A PF não é uma bala de prata, mas pode vir a ser uma coisa parecida. O miliciano que foi morto pela polícia do Rio, disparando a resposta do crime, era um foragido de presídio estadual. O governador Castro, triunfante, anunciou que os presos de segunda-feira iriam para cadeias federais. Não lhe ocorreu dizer como o bandido conseguiu fugir.

Os poderosos de Brasília gostam de anunciar planos mirabolantes ou demófobos. Durante a presepada da intervenção militar no Rio, em 2018, por pouco não foi adiante uma medida que permitia mandados de prisão e buscas coletivas, para ruas inteiras. Um general foi a um quartel da PM e não recebeu continência imediata da tropa. Naqueles dias, a vereadora Marielle Franco perguntava: "Quantos mais precisam morrer?" Ela foi assassinada horas depois.

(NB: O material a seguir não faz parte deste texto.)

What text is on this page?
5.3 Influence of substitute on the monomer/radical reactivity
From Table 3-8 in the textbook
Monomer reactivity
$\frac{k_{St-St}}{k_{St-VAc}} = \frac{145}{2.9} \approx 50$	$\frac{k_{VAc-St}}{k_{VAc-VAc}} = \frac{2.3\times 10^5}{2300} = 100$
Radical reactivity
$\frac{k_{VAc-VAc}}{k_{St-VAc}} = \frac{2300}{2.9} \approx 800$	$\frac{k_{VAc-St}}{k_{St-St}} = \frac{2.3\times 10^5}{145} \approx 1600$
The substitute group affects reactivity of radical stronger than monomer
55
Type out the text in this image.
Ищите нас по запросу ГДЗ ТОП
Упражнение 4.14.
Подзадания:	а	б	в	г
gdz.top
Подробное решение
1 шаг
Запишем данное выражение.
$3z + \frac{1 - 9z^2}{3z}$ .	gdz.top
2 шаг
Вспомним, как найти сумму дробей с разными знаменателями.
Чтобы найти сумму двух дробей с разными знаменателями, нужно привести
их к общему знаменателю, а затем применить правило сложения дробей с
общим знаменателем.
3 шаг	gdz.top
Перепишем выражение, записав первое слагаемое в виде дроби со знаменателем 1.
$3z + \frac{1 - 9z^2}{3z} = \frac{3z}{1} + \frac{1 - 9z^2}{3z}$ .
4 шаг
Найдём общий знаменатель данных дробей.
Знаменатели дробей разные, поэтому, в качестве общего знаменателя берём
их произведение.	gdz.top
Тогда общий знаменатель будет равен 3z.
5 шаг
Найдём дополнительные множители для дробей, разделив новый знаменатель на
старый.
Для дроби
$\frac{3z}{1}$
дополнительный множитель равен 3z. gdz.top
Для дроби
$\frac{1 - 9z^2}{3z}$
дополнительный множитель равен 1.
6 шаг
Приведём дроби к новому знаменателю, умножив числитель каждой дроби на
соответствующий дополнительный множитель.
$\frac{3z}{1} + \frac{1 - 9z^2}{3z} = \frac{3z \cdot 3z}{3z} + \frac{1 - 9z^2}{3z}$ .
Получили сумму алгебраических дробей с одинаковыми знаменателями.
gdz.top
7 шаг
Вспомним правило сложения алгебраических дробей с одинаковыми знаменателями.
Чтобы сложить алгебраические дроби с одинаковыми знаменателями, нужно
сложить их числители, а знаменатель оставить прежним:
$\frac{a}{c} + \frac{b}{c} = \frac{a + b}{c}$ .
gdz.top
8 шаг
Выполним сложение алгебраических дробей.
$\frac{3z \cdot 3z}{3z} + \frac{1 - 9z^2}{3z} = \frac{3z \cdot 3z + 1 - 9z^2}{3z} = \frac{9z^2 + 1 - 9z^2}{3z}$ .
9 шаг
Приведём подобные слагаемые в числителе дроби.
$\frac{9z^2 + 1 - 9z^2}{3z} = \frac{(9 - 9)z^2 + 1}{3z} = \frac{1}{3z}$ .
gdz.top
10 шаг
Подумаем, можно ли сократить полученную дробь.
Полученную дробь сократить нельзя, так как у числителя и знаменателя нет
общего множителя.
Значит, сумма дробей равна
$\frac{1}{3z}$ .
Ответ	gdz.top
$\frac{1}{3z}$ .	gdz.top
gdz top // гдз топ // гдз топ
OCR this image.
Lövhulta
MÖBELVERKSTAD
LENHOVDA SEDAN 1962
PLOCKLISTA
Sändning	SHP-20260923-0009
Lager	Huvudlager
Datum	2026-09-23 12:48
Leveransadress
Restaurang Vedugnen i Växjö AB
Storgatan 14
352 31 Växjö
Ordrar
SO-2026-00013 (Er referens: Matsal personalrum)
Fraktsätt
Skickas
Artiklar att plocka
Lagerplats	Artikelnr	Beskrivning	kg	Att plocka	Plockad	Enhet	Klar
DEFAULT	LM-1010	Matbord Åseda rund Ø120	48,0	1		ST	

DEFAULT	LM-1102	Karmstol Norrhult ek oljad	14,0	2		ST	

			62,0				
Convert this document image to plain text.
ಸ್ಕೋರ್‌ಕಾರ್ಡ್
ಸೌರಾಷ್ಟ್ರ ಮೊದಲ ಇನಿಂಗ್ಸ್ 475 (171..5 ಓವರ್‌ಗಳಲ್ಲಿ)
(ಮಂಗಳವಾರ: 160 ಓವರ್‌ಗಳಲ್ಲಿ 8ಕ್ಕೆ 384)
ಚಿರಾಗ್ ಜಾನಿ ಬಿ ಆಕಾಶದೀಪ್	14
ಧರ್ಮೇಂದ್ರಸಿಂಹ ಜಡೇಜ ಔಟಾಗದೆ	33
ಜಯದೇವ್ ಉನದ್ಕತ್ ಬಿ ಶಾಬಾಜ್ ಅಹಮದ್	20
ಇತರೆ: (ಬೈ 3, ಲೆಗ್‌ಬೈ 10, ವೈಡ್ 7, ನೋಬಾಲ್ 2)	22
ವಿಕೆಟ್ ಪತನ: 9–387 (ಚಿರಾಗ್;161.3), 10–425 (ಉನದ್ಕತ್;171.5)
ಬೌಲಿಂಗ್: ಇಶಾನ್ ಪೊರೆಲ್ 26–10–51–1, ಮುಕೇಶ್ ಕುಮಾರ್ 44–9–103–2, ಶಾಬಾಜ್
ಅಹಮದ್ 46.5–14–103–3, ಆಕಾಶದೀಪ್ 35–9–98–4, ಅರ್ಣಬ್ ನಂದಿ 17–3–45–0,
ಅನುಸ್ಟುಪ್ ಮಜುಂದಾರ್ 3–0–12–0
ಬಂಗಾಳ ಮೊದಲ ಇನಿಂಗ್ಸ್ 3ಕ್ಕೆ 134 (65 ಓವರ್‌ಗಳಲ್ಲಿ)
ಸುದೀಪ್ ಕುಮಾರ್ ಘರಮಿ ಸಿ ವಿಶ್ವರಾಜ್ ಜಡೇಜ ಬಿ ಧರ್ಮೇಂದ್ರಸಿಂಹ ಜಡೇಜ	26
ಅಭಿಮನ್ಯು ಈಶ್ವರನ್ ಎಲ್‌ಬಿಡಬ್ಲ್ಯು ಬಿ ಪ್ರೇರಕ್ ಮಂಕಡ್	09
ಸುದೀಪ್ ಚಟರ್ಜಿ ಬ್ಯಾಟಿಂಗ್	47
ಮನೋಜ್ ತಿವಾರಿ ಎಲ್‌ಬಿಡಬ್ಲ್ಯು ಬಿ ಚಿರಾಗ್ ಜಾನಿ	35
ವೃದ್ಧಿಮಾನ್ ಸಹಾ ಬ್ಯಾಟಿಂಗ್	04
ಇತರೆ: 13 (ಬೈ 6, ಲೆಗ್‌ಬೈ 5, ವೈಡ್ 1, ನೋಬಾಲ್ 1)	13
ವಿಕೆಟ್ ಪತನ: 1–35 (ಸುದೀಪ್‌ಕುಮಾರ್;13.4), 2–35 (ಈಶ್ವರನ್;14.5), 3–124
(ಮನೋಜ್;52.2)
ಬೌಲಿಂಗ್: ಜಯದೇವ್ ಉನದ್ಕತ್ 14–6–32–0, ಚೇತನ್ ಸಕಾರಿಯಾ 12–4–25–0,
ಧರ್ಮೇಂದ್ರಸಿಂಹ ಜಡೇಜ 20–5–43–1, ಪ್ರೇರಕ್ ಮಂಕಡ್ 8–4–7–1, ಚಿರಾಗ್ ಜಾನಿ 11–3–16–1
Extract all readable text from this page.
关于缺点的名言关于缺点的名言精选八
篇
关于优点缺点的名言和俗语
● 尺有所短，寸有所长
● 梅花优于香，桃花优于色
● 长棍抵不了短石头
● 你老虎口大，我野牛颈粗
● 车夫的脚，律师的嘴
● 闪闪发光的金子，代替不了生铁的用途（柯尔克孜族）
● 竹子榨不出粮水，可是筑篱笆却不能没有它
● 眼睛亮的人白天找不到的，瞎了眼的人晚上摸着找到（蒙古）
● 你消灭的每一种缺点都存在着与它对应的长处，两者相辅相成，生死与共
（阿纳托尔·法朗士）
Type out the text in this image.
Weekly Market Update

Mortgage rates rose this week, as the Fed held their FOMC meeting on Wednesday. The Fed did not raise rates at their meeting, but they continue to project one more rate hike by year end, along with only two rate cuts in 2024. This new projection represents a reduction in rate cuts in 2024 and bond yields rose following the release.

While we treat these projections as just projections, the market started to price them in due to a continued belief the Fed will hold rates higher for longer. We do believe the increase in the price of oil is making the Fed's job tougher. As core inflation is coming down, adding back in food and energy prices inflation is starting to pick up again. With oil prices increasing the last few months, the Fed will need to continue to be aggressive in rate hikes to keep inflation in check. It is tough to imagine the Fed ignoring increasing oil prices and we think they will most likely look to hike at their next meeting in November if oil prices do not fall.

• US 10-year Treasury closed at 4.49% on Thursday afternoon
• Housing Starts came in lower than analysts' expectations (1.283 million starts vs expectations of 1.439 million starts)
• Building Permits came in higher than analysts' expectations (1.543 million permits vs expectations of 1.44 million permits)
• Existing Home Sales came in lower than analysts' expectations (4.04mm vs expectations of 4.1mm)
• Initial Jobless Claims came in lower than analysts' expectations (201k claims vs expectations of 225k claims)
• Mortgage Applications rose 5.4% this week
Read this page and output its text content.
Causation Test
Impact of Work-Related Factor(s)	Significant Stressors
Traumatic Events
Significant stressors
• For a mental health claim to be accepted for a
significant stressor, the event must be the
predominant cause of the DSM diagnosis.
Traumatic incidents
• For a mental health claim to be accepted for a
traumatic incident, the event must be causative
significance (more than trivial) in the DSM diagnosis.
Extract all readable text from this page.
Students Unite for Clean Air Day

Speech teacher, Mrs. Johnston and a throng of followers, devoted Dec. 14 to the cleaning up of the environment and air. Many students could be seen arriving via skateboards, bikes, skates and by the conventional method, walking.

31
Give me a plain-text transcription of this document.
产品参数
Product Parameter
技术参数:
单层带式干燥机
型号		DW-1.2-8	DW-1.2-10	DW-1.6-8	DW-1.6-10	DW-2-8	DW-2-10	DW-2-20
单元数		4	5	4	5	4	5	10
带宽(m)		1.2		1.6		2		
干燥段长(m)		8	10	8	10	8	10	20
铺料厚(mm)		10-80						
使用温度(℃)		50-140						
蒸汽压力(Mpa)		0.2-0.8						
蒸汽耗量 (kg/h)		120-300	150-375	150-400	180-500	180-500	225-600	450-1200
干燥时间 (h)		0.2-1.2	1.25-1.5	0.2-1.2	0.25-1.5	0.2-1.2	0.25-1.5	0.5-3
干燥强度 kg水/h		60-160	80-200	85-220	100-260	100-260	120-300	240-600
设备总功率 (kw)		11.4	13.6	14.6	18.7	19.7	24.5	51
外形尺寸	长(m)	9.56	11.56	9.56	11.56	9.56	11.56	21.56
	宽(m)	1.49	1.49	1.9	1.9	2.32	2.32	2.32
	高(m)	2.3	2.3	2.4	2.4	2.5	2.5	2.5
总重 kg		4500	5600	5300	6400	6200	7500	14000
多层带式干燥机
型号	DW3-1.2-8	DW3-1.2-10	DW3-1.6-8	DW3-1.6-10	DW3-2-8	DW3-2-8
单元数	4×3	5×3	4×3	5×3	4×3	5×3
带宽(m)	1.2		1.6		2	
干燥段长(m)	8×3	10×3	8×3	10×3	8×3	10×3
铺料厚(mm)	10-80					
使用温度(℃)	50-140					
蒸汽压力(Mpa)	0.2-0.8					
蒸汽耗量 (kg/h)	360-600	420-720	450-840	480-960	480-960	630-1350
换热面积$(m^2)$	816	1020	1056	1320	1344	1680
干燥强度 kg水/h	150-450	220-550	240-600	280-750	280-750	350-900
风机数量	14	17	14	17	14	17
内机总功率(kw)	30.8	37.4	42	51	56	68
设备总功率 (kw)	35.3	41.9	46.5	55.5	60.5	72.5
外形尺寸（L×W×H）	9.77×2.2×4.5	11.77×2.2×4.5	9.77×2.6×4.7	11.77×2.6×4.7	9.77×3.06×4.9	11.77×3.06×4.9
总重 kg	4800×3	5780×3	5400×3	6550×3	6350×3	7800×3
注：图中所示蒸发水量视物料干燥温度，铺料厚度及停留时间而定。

Como repete o repórter Otávio Guedes, está em curso um processo de "mexicanização" do Brasil. O tráfico associou-se a milícias e ambos infiltraram-se primeiro nas polícias, depois em alguns (ainda poucos) cargos da magistratura.

Depois que a milícia barbarizou no Rio, o governador disse que telefonou para o ministro da Justiça, e o doutor Flávio Dino revelou que viajaria para a cidade em companhia de Ricardo Cappelli. Pura coreografia do poder.